At the second-quarter’s end, the IEC reported having shareholders equity of NIS 15.7 billion. But going by IFRS, its shareholders equity is just a smidge more than half that, at NIS 8.6 billion. If we deduct the increase in pension liabilities that will kick in at the start of 2013 because of an IFRS amendment, its shareholders equity drops to NIS 7.4 billion.

Also at the second-quarter’s end, the company’s outstanding liabilities totaled NIS 66.5 billion. Of that, financial debt totaled NIS 51 billion.

In other words, by IFRS, the IEC’s leverage ratio (a measure of its ability to meet its financial obligations) is below 10%. Its an indicator for financial robustness – approaches 90%. Both are bad, including to other electric companies around the world; both attest that the company’s leverage levels are dangerously high, imperiling its very financial stability.

To illustrate the weakness of these ratios, if it were another company, the bondholders would be entitled to call in the debt immediately. Among industrial companies rated BBB or below, alarm bells would have started ringing at leverage ratios of 30% and debt to capital ratios of 50%.

Worse, the IEC’s ratios will be declining even more.
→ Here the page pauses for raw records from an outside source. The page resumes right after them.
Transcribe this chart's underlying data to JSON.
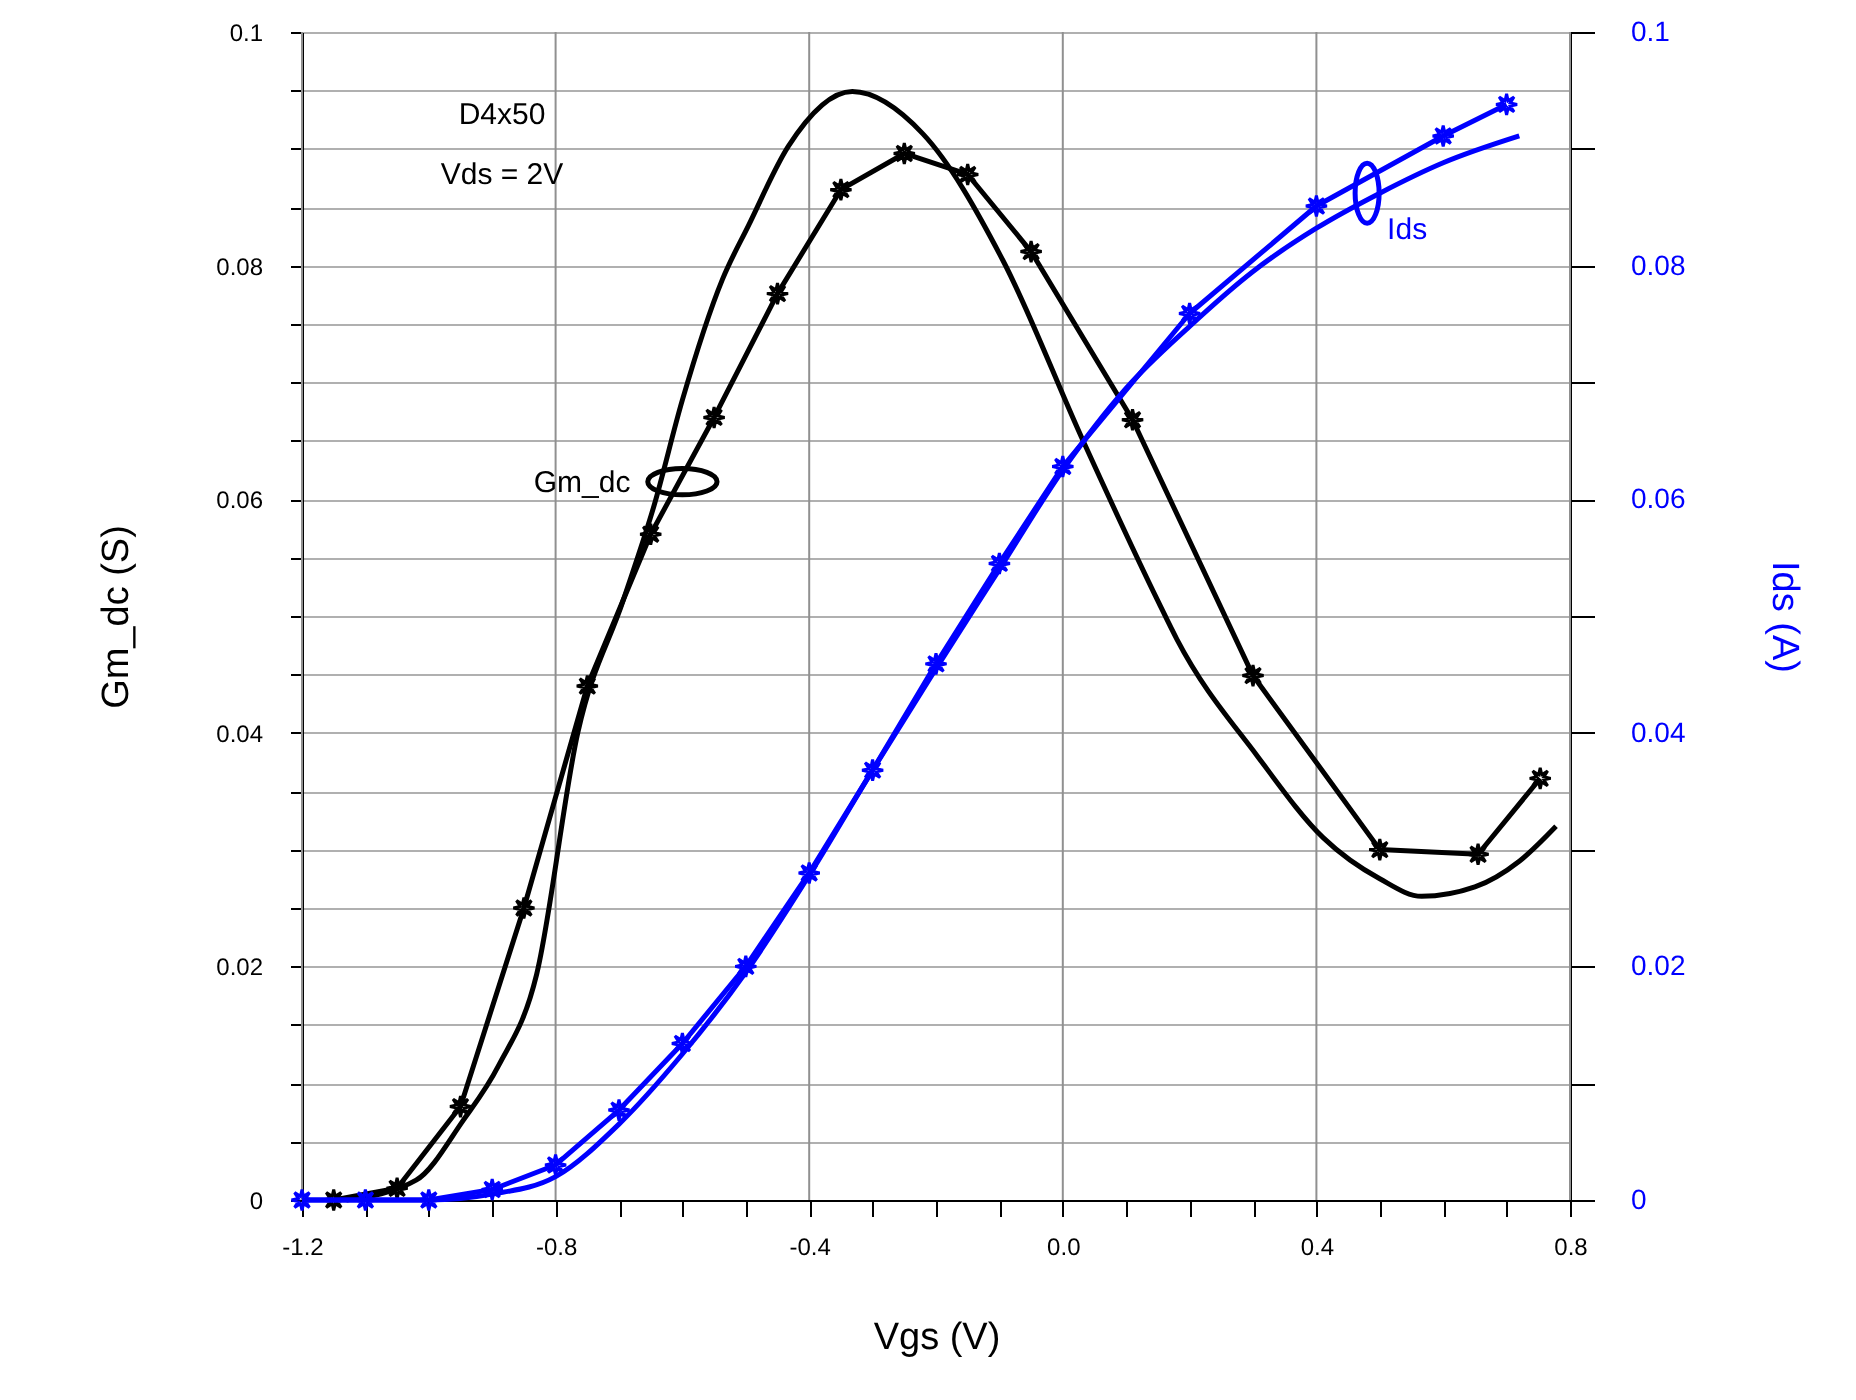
{
  "chart_data": {
    "type": "line",
    "xlabel": "Vgs (V)",
    "ylabel": "Gm_dc (S)",
    "y2label": "Ids (A)",
    "xlim": [
      -1.2,
      0.8
    ],
    "xticks": [
      -1.2,
      {
        "value": -1.1,
        "label": null
      },
      {
        "value": -1.0,
        "label": null
      },
      {
        "value": -0.9,
        "label": null
      },
      -0.8,
      {
        "value": -0.7,
        "label": null
      },
      {
        "value": -0.6,
        "label": null
      },
      {
        "value": -0.5,
        "label": null
      },
      -0.4,
      {
        "value": -0.3,
        "label": null
      },
      {
        "value": -0.2,
        "label": null
      },
      {
        "value": -0.1,
        "label": null
      },
      {
        "value": 0,
        "label": "0.0"
      },
      {
        "value": 0.1,
        "label": null
      },
      {
        "value": 0.2,
        "label": null
      },
      {
        "value": 0.3,
        "label": null
      },
      0.4,
      {
        "value": 0.5,
        "label": null
      },
      {
        "value": 0.6,
        "label": null
      },
      {
        "value": 0.7,
        "label": null
      },
      0.8
    ],
    "ylim": [
      0,
      0.1
    ],
    "yticks": [
      0,
      {
        "value": 0.005,
        "label": null
      },
      {
        "value": 0.01,
        "label": null
      },
      {
        "value": 0.015,
        "label": null
      },
      0.02,
      {
        "value": 0.025,
        "label": null
      },
      {
        "value": 0.03,
        "label": null
      },
      {
        "value": 0.035,
        "label": null
      },
      0.04,
      {
        "value": 0.045,
        "label": null
      },
      {
        "value": 0.05,
        "label": null
      },
      {
        "value": 0.055,
        "label": null
      },
      0.06,
      {
        "value": 0.065,
        "label": null
      },
      {
        "value": 0.07,
        "label": null
      },
      {
        "value": 0.075,
        "label": null
      },
      0.08,
      {
        "value": 0.085,
        "label": null
      },
      {
        "value": 0.09,
        "label": null
      },
      {
        "value": 0.095,
        "label": null
      },
      0.1
    ],
    "y2lim": [
      0,
      0.1
    ],
    "y2ticks": [
      0,
      {
        "value": 0.01,
        "label": null
      },
      0.02,
      {
        "value": 0.03,
        "label": null
      },
      0.04,
      {
        "value": 0.05,
        "label": null
      },
      0.06,
      {
        "value": 0.07,
        "label": null
      },
      0.08,
      {
        "value": 0.09,
        "label": null
      },
      0.1
    ],
    "grid": true,
    "series": [
      {
        "color": "#000000",
        "marker": "none",
        "x": [
          -1.13,
          -1.02,
          -0.946,
          -0.89,
          -0.83,
          -0.765,
          -0.693,
          -0.645,
          -0.6,
          -0.537,
          -0.496,
          -0.433,
          -0.332,
          -0.221,
          -0.095,
          0.032,
          0.149,
          0.18,
          0.307,
          0.411,
          0.5,
          0.566,
          0.65,
          0.72,
          0.778
        ],
        "values": [
          0,
          0.0017,
          0.0068,
          0.0115,
          0.0193,
          0.04,
          0.0514,
          0.0594,
          0.0685,
          0.0788,
          0.0834,
          0.0902,
          0.0949,
          0.0913,
          0.0805,
          0.065,
          0.0514,
          0.048,
          0.038,
          0.031,
          0.0275,
          0.026,
          0.0268,
          0.029,
          0.032
        ]
      },
      {
        "color": "#000000",
        "marker": "star",
        "x": [
          -1.15,
          -1.05,
          -0.95,
          -0.85,
          -0.75,
          -0.65,
          -0.55,
          -0.45,
          -0.35,
          -0.25,
          -0.15,
          -0.05,
          0.11,
          0.3,
          0.5,
          0.655,
          0.753
        ],
        "values": [
          0,
          0.001,
          0.008,
          0.025,
          0.044,
          0.057,
          0.067,
          0.0776,
          0.0865,
          0.0896,
          0.0878,
          0.0812,
          0.0668,
          0.0449,
          0.03,
          0.0296,
          0.0361
        ]
      },
      {
        "color": "#0000ff",
        "marker": "none",
        "axis": "y2",
        "x": [
          -1.2,
          -1.0,
          -0.9,
          -0.8,
          -0.7,
          -0.6,
          -0.5,
          -0.4,
          -0.3,
          -0.2,
          -0.1,
          0.0,
          0.1,
          0.2,
          0.3,
          0.4,
          0.5,
          0.6,
          0.72
        ],
        "values": [
          0,
          0,
          0.0005,
          0.002,
          0.0065,
          0.0125,
          0.0195,
          0.0278,
          0.0368,
          0.0455,
          0.054,
          0.0625,
          0.0695,
          0.0748,
          0.0795,
          0.0832,
          0.0862,
          0.0888,
          0.0911
        ]
      },
      {
        "color": "#0000ff",
        "marker": "star",
        "axis": "y2",
        "x": [
          -1.2,
          -1.1,
          -1.0,
          -0.9,
          -0.8,
          -0.7,
          -0.6,
          -0.5,
          -0.4,
          -0.3,
          -0.2,
          -0.1,
          0.0,
          0.2,
          0.4,
          0.6,
          0.7
        ],
        "values": [
          0,
          0,
          0,
          0.0009,
          0.003,
          0.0077,
          0.0134,
          0.02,
          0.028,
          0.0368,
          0.0459,
          0.0545,
          0.0628,
          0.0759,
          0.0851,
          0.0911,
          0.0938
        ]
      }
    ],
    "annotations": [
      "D4x50",
      "Vds = 2V",
      {
        "text": "Gm_dc",
        "x": -0.6,
        "y": 0.0615
      },
      {
        "text": "Ids",
        "x": 0.48,
        "y": 0.0862
      }
    ]
  }
}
It borrowed NIS 3 billion by selling state-backed bonds in July, and will be borrowing even more to dig itself out of the financial hole it’s now in.

The company’s profit and loss statement also looks a lot bleaker seen through the lens of IFRS. The IEC reported a loss of NIS 1.7 billion for the first half of 2012. But going by IFRS rules, its loss was a towering NIS 4.3 billion.

Yet even those ugly figures don’t truly measure the performance of the IEC as a stand-alone entity. By backing its bonds, the state is heavily subsidizing its cost of interest. If the company had to pay interest that would reflect its true risk to bondholders, it would be running a much bigger loss and its capital wouldn’t last long.

Any other company in its condition would get a going-concern warning slapped onto its financial statements. The warning conveys that management believes the company will survive in the foreseeable future, but the auditors are dubious.

It is worth noting that the rules set a minimum for “foreseeable future,” but no limit; problems far off on the horizon may cause auditors to apply a going-concern warning.

It is broadly assumed that the state won’t let the IEC collapse, because it’s an all but total monopoly over the supply of electricity in Israel. That is probably why there is no going-concern warning on its reports. But that is no trivial assumption, as there is no formal broad undertaking by the state to support the IEC.

The state has helped the company out here and there, helping it narrow its spending deficit as its cost of fuel soared. But the latest development concerning the giant hole discovered in the company’s cash-flow estimate, and the public debate on breaking down the IEC into separate smaller companies (such as one handling power generation, one handling logistics and so on) mean that nothing should be taken for granted.

At ordinary companies, when survival depends on the owner giving it money, the owner has to formally state as much for a going-concern warning to be avoided.

The thing is that any such warning could be ruinous for the IEC. Deterioration of its business or financial situation imperils the company’s ability to meet its obligations towards borrowers, giving the borrowers the right to call in their loans. The warning could be taken as sufficient indication of just such deterioration, leading to the company’s bankruptcy.

In theory, the company is just like any other. But one cannot ignore that its financial statement deviates from accounting standards and that its identity is intertwined with that of the state, whether as sovereign or controlling shareholder. The paradox is that the horrific implications of a going-concern warning bolster the likelihood that the state will simply continue to serve as a crutch that helps the company limp along. But that warning could still appear one day.